Two years ago it controversially published a paper that claimed to have identified fossils of microbiotic life in a meteorite, sparking a blaze of publicity, but some astronomers were highly sceptical of the findings.
Professor Wainwright and his colleagues claim that their findings could be “revolutionary” and will “completely change our view of biology and evolution”.
They collected their samples after launching the balloon into the atmosphere near to Chester on 31 July 2013.
It carried microscopic studs in a drawer that opened for 17 minutes in the stratosphere so that particulate material in the atmosphere would attach to them.

The samples were taken at altitudes between 13 miles and 16 miles.

The balloon landed close to Wakefield and was taken to the laboratory where the studs were placed under an electron microscopes to search for signs of life. The researchers insist they swabbed the balloon with alcohol before launch and took other precautions to prevent contamination of the samples.
Earlier this year scientists working with Nasa announced they too had discovered bacteria living between four and five miles above the Earth’s surface.

Air samples taken from the upper troposphere by an aircraft revealed 314 different types of bacteria in the air above the Atlantic Ocean and the US. However, they concluded that much of the bacteria, which accounted for 20 per cent of the particles they collected, were thrown up there by the movement of air as hurricanes formed.A team of British researchers, who are separate from the scientists in Sheffield, have this week also set off on a 2,000 mile expedition to take samples from clouds in an effort to search for signs of life.

The Cloud Lab expedition, which is being filmed by the BBC, will use Nasa instruments to analyse samples for signs bacteria and fungi in clouds at up to 8,000 feet.
It is thought these microorganisms may play a key role in cloud formation by catalysing the formation of ice crystals, leading to water to condense around them to produce clouds.

Many of these organisms would likely fall to earth in rain drops.

Felicity Aston, the lead meteorologist on the Cloud Lab expedition and a former researcher at the British Antarctic Survey, said: “One of the holes in our knowledge about clouds is exactly how a cloud droplet grows and what makes it fall out the sky.

“It is really interesting to look not only at how life is affected by weather but how weather is affected by life – what role do these organisms play in cloud formation.”

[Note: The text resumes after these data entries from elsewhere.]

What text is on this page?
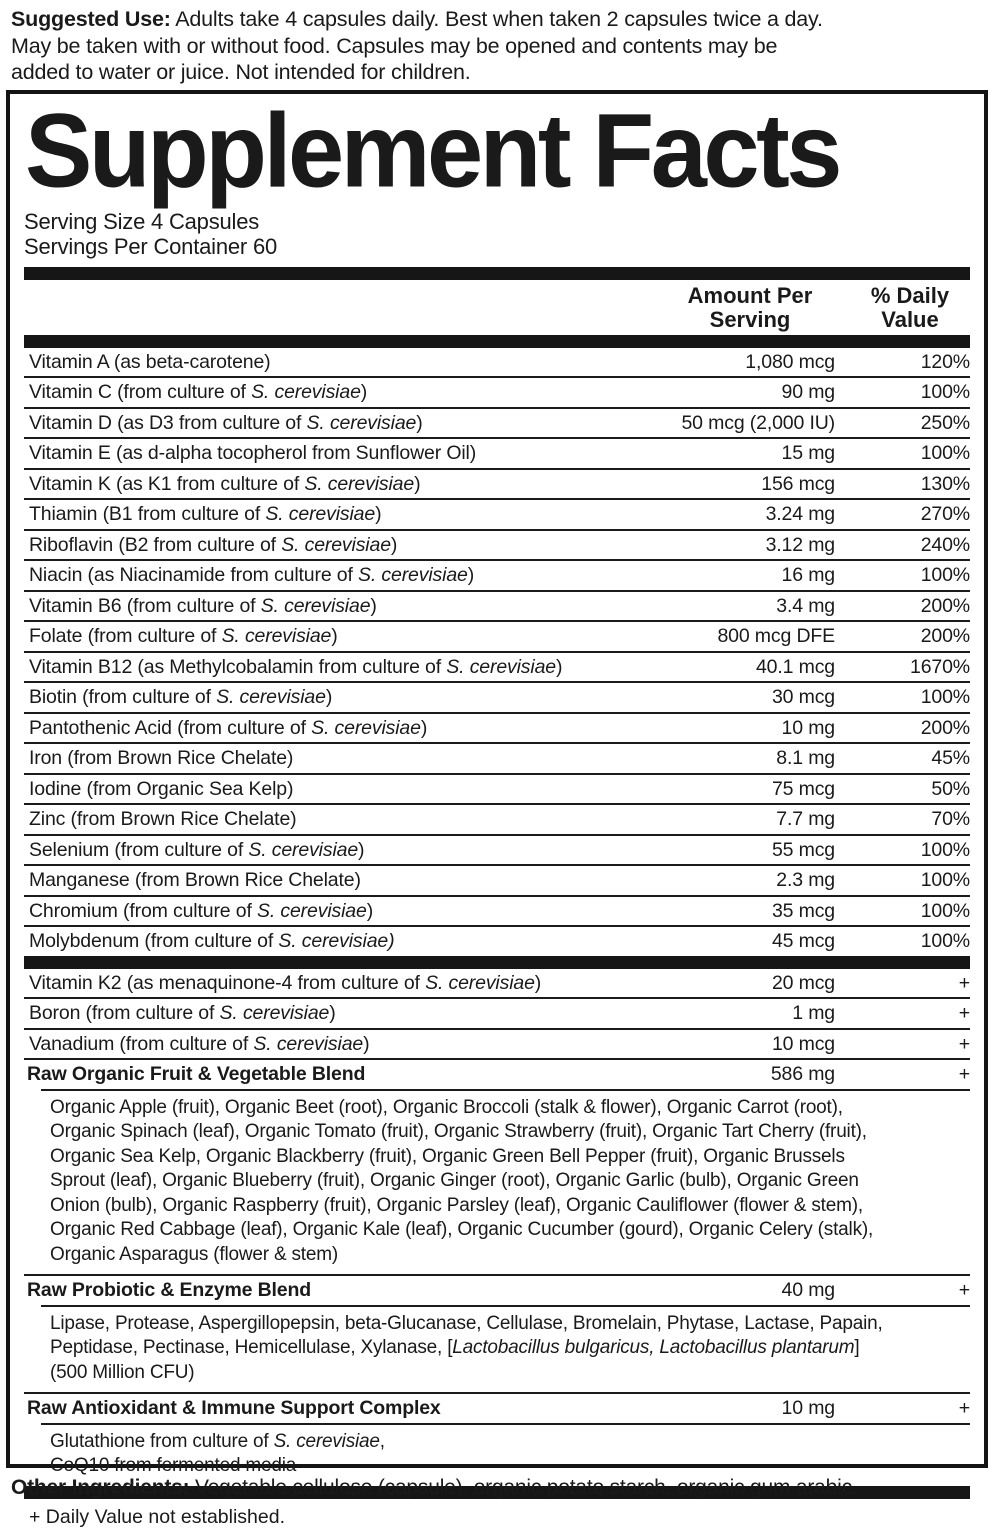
Suggested Use: Adults take 4 capsules daily. Best when taken 2 capsules twice a day.
May be taken with or without food. Capsules may be opened and contents may be
added to water or juice. Not intended for children.
Supplement Facts
Serving Size 4 Capsules
Servings Per Container 60
Amount Per
Serving
% Daily
Value
Vitamin A (as beta-carotene)	1,080 mcg	120%
Vitamin C (from culture of S. cerevisiae)	90 mg	100%
Vitamin D (as D3 from culture of S. cerevisiae)	50 mcg (2,000 IU)	250%
Vitamin E (as d-alpha tocopherol from Sunflower Oil)	15 mg	100%
Vitamin K (as K1 from culture of S. cerevisiae)	156 mcg	130%
Thiamin (B1 from culture of S. cerevisiae)	3.24 mg	270%
Riboflavin (B2 from culture of S. cerevisiae)	3.12 mg	240%
Niacin (as Niacinamide from culture of S. cerevisiae)	16 mg	100%
Vitamin B6 (from culture of S. cerevisiae)	3.4 mg	200%
Folate (from culture of S. cerevisiae)	800 mcg DFE	200%
Vitamin B12 (as Methylcobalamin from culture of S. cerevisiae)	40.1 mcg	1670%
Biotin (from culture of S. cerevisiae)	30 mcg	100%
Pantothenic Acid (from culture of S. cerevisiae)	10 mg	200%
Iron (from Brown Rice Chelate)	8.1 mg	45%
Iodine (from Organic Sea Kelp)	75 mcg	50%
Zinc (from Brown Rice Chelate)	7.7 mg	70%
Selenium (from culture of S. cerevisiae)	55 mcg	100%
Manganese (from Brown Rice Chelate)	2.3 mg	100%
Chromium (from culture of S. cerevisiae)	35 mcg	100%
Molybdenum (from culture of S. cerevisiae)	45 mcg	100%
Vitamin K2 (as menaquinone-4 from culture of S. cerevisiae)	20 mcg	+
Boron (from culture of S. cerevisiae)	1 mg	+
Vanadium (from culture of S. cerevisiae)	10 mcg	+
Raw Organic Fruit & Vegetable Blend	586 mg	+
Organic Apple (fruit), Organic Beet (root), Organic Broccoli (stalk & flower), Organic Carrot (root),
Organic Spinach (leaf), Organic Tomato (fruit), Organic Strawberry (fruit), Organic Tart Cherry (fruit),
Organic Sea Kelp, Organic Blackberry (fruit), Organic Green Bell Pepper (fruit), Organic Brussels
Sprout (leaf), Organic Blueberry (fruit), Organic Ginger (root), Organic Garlic (bulb), Organic Green
Onion (bulb), Organic Raspberry (fruit), Organic Parsley (leaf), Organic Cauliflower (flower & stem),
Organic Red Cabbage (leaf), Organic Kale (leaf), Organic Cucumber (gourd), Organic Celery (stalk),
Organic Asparagus (flower & stem)
Raw Probiotic & Enzyme Blend	40 mg	+
Lipase, Protease, Aspergillopepsin, beta-Glucanase, Cellulase, Bromelain, Phytase, Lactase, Papain,
Peptidase, Pectinase, Hemicellulase, Xylanase, [Lactobacillus bulgaricus, Lactobacillus plantarum]
(500 Million CFU)
Raw Antioxidant & Immune Support Complex	10 mg	+
Glutathione from culture of S. cerevisiae,
CoQ10 from fermented media
+ Daily Value not established.
Other Ingredients: Vegetable cellulose (capsule), organic potato starch, organic gum arabic.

Professor Wainwright and his colleagues now hope to carry out further tests using balloons next month to coincide with the Haley’s Comet-associated meteorite shower.
Prof Wainwright said that he hoped to conduct tests on any organisms found to help unravel where they are coming from.
He added: “If the ratio of certain isotopes gives one number then our organisms are from Earth, if it gives another, then they are from space.

“The tension will obviously be almost impossible to live with.”